Silicon Valley executives promise that artificial intelligence is going to radically change everyone’s life for the better, starting just a few minutes from now. A.I. is described as the new electricity. It’s even bigger than fire. Don’t bother saving money for retirement because everyone will be rich rich rich.

Your grandparents heard pretty much the same thing. The creators of a new technology have always sold it as producing a fundamental transformation of human existence. The radio was touted as bringing “perpetual peace on earth.” Television was supposed to arouse so much empathy for different cultures that it would end war. Cable television would educate the masses and lead to widespread enlightenment.

This time, though, the masses have not been won over.

In a You.gov survey last year, more than a third of respondents said they were concerned that A.I. would end human life on earth. Even those with a more hopeful attitude overwhelmingly said in another poll that they would not pay extra to put A.I. on their devices. And in the most recent large survey conducted by the National Bureau of Economic Research, 80 percent of firms reported that A.I. was having no impact on their productivity or employment.

Looking at what’s possible, it does feel sort of surprisingly slow,” Mr.

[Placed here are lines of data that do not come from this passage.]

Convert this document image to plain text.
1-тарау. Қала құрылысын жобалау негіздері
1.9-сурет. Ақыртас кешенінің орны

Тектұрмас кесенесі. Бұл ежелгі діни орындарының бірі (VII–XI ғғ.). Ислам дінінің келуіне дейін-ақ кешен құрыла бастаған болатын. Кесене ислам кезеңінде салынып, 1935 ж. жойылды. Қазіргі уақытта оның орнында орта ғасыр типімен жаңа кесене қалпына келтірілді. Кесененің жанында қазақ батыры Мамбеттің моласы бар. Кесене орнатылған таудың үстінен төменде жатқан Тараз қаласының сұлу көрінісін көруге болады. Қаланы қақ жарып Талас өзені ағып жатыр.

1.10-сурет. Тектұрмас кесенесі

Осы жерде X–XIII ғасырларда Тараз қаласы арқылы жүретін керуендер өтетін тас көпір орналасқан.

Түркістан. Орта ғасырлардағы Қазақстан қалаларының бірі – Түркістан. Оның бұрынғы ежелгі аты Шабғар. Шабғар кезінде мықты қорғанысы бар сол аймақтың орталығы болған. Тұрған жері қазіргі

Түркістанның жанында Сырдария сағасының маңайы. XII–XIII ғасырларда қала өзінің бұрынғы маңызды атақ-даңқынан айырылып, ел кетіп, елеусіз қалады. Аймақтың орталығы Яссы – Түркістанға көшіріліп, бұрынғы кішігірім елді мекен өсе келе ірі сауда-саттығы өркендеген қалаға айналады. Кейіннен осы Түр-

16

Altman said at an A.I. conference this month.

Jensen Huang, chief executive of the chip maker Nvidia, is worried. The tech industry hype may seem omnipresent, but Mr. Huang feels “the battle of narratives” is being won by the critics.

“It’s extremely hurtful, frankly,” Mr. Huang said in a podcast interview last month. “A lot of damage” has been done by “very well-respected people who have painted a doomer narrative, end-of-the-world narrative, science fiction narrative

In Mr. Huang’s view, the critics want regulations that will hamper the A.I. industry and slow it down. Meanwhile, the skeptics are “scaring people from making the investments in A.I.” that would make it better.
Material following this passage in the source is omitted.